Director of Community Resources at the City of Toronto & scientist in the CAMH’s Institute for Mental Health Policy Research
Akwatu Khenti is Director of Community Resources at the City of Toronto’s Social Development, Finance and Administration Division. He has since November 2020 been Special Advisor to the City of Toronto’s COVID 19 equity initiative and Chair of the Black Scientists’ Task Force on Vaccine Equity. He is an affiliate scientist with the Institute for Mental Health Policy Research (IMHPR) at the Centre for Addiction and Mental Health (CAMH) and an assistant Professor with the Dalla Lana School of Public Health (DLSPH). He has collaborated with Indigenous communities in Hidalgo, Mexico and Lima, Peru to strengthen mental health in primary health care and adapt Canadian health promotion strategies to their cultural contexts. He has also taught a wide variety of courses, from International Health, Human Rights and Peacebuilding to Global perspectives on the health of women and children.
Akwatu is formerly the Assistant Deputy Minister for Ontario’s Anti-Racism Directorate (2017-2020) as well as CAMH’s Director of Transformative Global Health. (1997-2017). He has a PhD in health policy and equity from York University and was appointed as a member of the Council of Canadian Academies’ (CCA) Expert Panel on Socio-Economic Impacts of Science and Health Misinformation (2021-22).
Dr. Khenti has inspired many local efforts to improve mental health across low income countries – in Latin America and the Caribbean, sub-Saharan Africa as well as south Asia – through intensive substance abuse training and management competencies for mental health. He also developed an anti-stigma intervention in primary health care in Ontario and has co-led drug research capacity building for the past decade years with the Inter-American Drug Abuse Control Commission (CICAD, OAS) involving 30 universities across Latin America and the Caribbean.

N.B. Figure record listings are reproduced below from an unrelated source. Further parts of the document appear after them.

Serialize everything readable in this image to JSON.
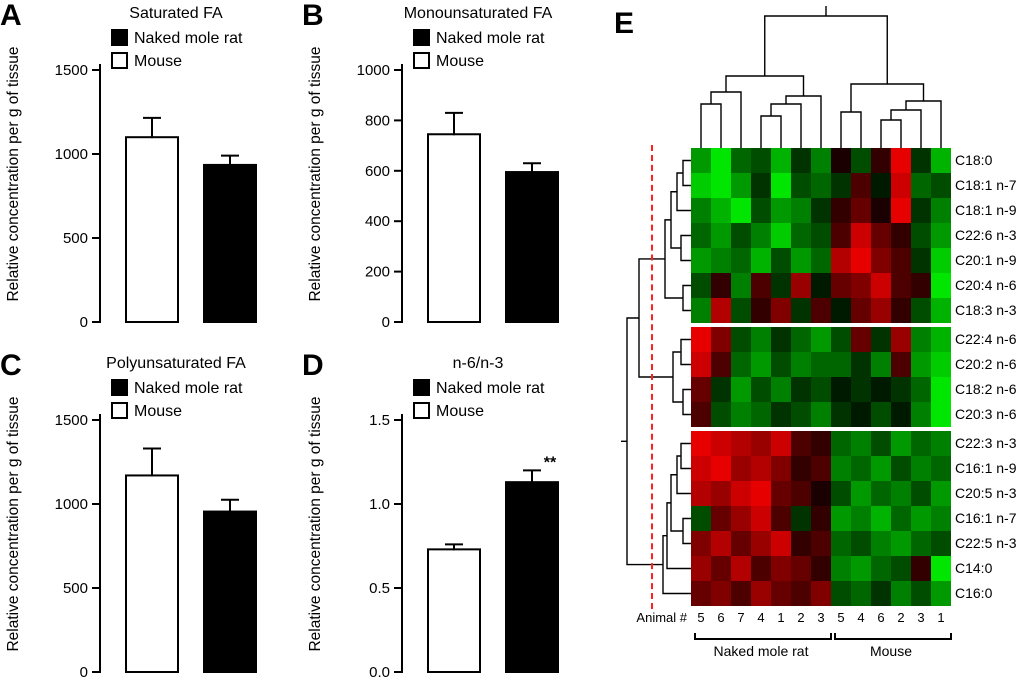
{
  "panel_letters": [
    "A",
    "B",
    "C",
    "D",
    "E"
  ],
  "colors": {
    "bar_mouse": "#ffffff",
    "bar_naked_mole_rat": "#000000",
    "heat_positive": "#ff0000",
    "heat_negative": "#00cc00",
    "heat_zero": "#000000",
    "cluster_cut_line": "#ff2020"
  },
  "chart_data": [
    {
      "panel": "A",
      "type": "bar",
      "title": "Saturated FA",
      "ylabel": "Relative concentration per g of tissue",
      "categories": [
        "Mouse",
        "Naked mole rat"
      ],
      "values": [
        1100,
        935
      ],
      "errors": [
        115,
        55
      ],
      "bar_colors": [
        "#ffffff",
        "#000000"
      ],
      "ylim": [
        0,
        1500
      ],
      "yticks": [
        {
          "v": 0,
          "label": "0"
        },
        {
          "v": 500,
          "label": "500"
        },
        {
          "v": 1000,
          "label": "1000"
        },
        {
          "v": 1500,
          "label": "1500"
        }
      ],
      "legend": [
        {
          "label": "Naked mole rat",
          "color": "#000000"
        },
        {
          "label": "Mouse",
          "color": "#ffffff"
        }
      ],
      "sig": null
    },
    {
      "panel": "B",
      "type": "bar",
      "title": "Monounsaturated FA",
      "ylabel": "Relative concentration per g of tissue",
      "categories": [
        "Mouse",
        "Naked mole rat"
      ],
      "values": [
        745,
        595
      ],
      "errors": [
        85,
        35
      ],
      "bar_colors": [
        "#ffffff",
        "#000000"
      ],
      "ylim": [
        0,
        1000
      ],
      "yticks": [
        {
          "v": 0,
          "label": "0"
        },
        {
          "v": 200,
          "label": "200"
        },
        {
          "v": 400,
          "label": "400"
        },
        {
          "v": 600,
          "label": "600"
        },
        {
          "v": 800,
          "label": "800"
        },
        {
          "v": 1000,
          "label": "1000"
        }
      ],
      "legend": [
        {
          "label": "Naked mole rat",
          "color": "#000000"
        },
        {
          "label": "Mouse",
          "color": "#ffffff"
        }
      ],
      "sig": null
    },
    {
      "panel": "C",
      "type": "bar",
      "title": "Polyunsaturated FA",
      "ylabel": "Relative concentration per g of tissue",
      "categories": [
        "Mouse",
        "Naked mole rat"
      ],
      "values": [
        1170,
        955
      ],
      "errors": [
        160,
        70
      ],
      "bar_colors": [
        "#ffffff",
        "#000000"
      ],
      "ylim": [
        0,
        1500
      ],
      "yticks": [
        {
          "v": 0,
          "label": "0"
        },
        {
          "v": 500,
          "label": "500"
        },
        {
          "v": 1000,
          "label": "1000"
        },
        {
          "v": 1500,
          "label": "1500"
        }
      ],
      "legend": [
        {
          "label": "Naked mole rat",
          "color": "#000000"
        },
        {
          "label": "Mouse",
          "color": "#ffffff"
        }
      ],
      "sig": null
    },
    {
      "panel": "D",
      "type": "bar",
      "title": "n-6/n-3",
      "ylabel": "Relative concentration per g of tissue",
      "categories": [
        "Mouse",
        "Naked mole rat"
      ],
      "values": [
        0.73,
        1.13
      ],
      "errors": [
        0.03,
        0.07
      ],
      "bar_colors": [
        "#ffffff",
        "#000000"
      ],
      "ylim": [
        0,
        1.5
      ],
      "yticks": [
        {
          "v": 0,
          "label": "0.0"
        },
        {
          "v": 0.5,
          "label": "0.5"
        },
        {
          "v": 1,
          "label": "1.0"
        },
        {
          "v": 1.5,
          "label": "1.5"
        }
      ],
      "legend": [
        {
          "label": "Naked mole rat",
          "color": "#000000"
        },
        {
          "label": "Mouse",
          "color": "#ffffff"
        }
      ],
      "sig": {
        "index": 1,
        "label": "**"
      }
    },
    {
      "panel": "E",
      "type": "heatmap",
      "x_label": "Animal #",
      "rows": [
        "C18:0",
        "C18:1 n-7",
        "C18:1 n-9",
        "C22:6 n-3",
        "C20:1 n-9",
        "C20:4 n-6",
        "C18:3 n-3",
        "C22:4 n-6",
        "C20:2 n-6",
        "C18:2 n-6",
        "C20:3 n-6",
        "C22:3 n-3",
        "C16:1 n-9",
        "C20:5 n-3",
        "C16:1 n-7",
        "C22:5 n-3",
        "C14:0",
        "C16:0"
      ],
      "row_separators_after": [
        6,
        10
      ],
      "columns": [
        "5",
        "6",
        "7",
        "4",
        "1",
        "2",
        "3",
        "5",
        "4",
        "6",
        "2",
        "3",
        "1"
      ],
      "col_groups": [
        {
          "label": "Naked mole rat",
          "span": 7
        },
        {
          "label": "Mouse",
          "span": 6
        }
      ],
      "values": [
        [
          -0.6,
          -0.9,
          -0.4,
          -0.3,
          -0.7,
          -0.2,
          -0.5,
          0.1,
          -0.3,
          0.2,
          0.9,
          -0.2,
          -0.7
        ],
        [
          -0.8,
          -0.9,
          -0.6,
          -0.2,
          -0.9,
          -0.3,
          -0.4,
          -0.2,
          0.3,
          -0.1,
          0.8,
          -0.4,
          -0.3
        ],
        [
          -0.5,
          -0.7,
          -0.9,
          -0.3,
          -0.6,
          -0.5,
          -0.2,
          0.2,
          0.4,
          0.1,
          0.9,
          -0.2,
          -0.5
        ],
        [
          -0.4,
          -0.6,
          -0.3,
          -0.5,
          -0.8,
          -0.4,
          -0.3,
          0.3,
          0.8,
          0.4,
          0.2,
          -0.3,
          -0.6
        ],
        [
          -0.6,
          -0.5,
          -0.4,
          -0.7,
          -0.3,
          -0.6,
          -0.4,
          0.7,
          0.9,
          0.5,
          0.3,
          -0.2,
          -0.8
        ],
        [
          -0.3,
          0.2,
          -0.5,
          0.3,
          -0.2,
          0.6,
          -0.1,
          0.4,
          0.5,
          0.8,
          0.3,
          0.2,
          -0.9
        ],
        [
          -0.5,
          0.7,
          -0.3,
          0.2,
          0.5,
          -0.2,
          0.3,
          -0.1,
          0.4,
          0.6,
          0.2,
          -0.3,
          -0.7
        ],
        [
          0.9,
          0.5,
          -0.3,
          -0.5,
          -0.2,
          -0.4,
          -0.6,
          -0.3,
          0.4,
          -0.2,
          0.6,
          -0.5,
          -0.7
        ],
        [
          0.8,
          0.3,
          -0.4,
          -0.6,
          -0.3,
          -0.5,
          -0.4,
          -0.4,
          -0.2,
          -0.5,
          0.3,
          -0.6,
          -0.8
        ],
        [
          0.4,
          -0.2,
          -0.6,
          -0.3,
          -0.5,
          -0.2,
          -0.3,
          -0.1,
          -0.2,
          -0.1,
          -0.2,
          -0.4,
          -0.9
        ],
        [
          0.3,
          -0.3,
          -0.5,
          -0.4,
          -0.2,
          -0.3,
          -0.5,
          -0.2,
          -0.1,
          -0.3,
          -0.1,
          -0.5,
          -0.9
        ],
        [
          0.9,
          0.8,
          0.7,
          0.6,
          0.8,
          0.3,
          0.2,
          -0.4,
          -0.5,
          -0.3,
          -0.6,
          -0.4,
          -0.5
        ],
        [
          0.8,
          0.9,
          0.6,
          0.7,
          0.5,
          0.2,
          0.3,
          -0.5,
          -0.4,
          -0.6,
          -0.3,
          -0.5,
          -0.4
        ],
        [
          0.7,
          0.6,
          0.8,
          0.9,
          0.4,
          0.3,
          0.1,
          -0.3,
          -0.6,
          -0.4,
          -0.5,
          -0.3,
          -0.6
        ],
        [
          -0.3,
          0.4,
          0.6,
          0.8,
          0.3,
          -0.2,
          0.2,
          -0.6,
          -0.5,
          -0.7,
          -0.4,
          -0.6,
          -0.5
        ],
        [
          0.5,
          0.7,
          0.4,
          0.6,
          0.8,
          0.2,
          0.3,
          -0.4,
          -0.3,
          -0.5,
          -0.6,
          -0.4,
          -0.3
        ],
        [
          0.6,
          0.4,
          0.7,
          0.3,
          0.5,
          0.4,
          0.2,
          -0.5,
          -0.6,
          -0.4,
          -0.3,
          0.2,
          -0.9
        ],
        [
          0.4,
          0.5,
          0.3,
          0.6,
          0.4,
          0.3,
          0.5,
          -0.3,
          -0.4,
          -0.2,
          -0.5,
          -0.3,
          -0.6
        ]
      ]
    }
  ]
}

Akwatu was a researcher on the development of easy-to-follow, culturally adapted cognitive-behavioral therapy (CBT) interventions for working with individuals of Latin American origin as well as those of African Caribbean origin (both English and French speaking). This CBT intervention has been applied with traditional healers in Haiti to assess whether it can strengthen the system of informal care. Akwatu also led the development of a specialized drug treatment and prevention programs for youth in Toronto, entitled the Substance Abuse Program for African and Caribbean Youth (SAPACCY).
His doctoral research chronicled the relationship of the social determinants of health and systemic racism on racialized gun violence in Toronto’s 140 neighborhoods from 2004-2014.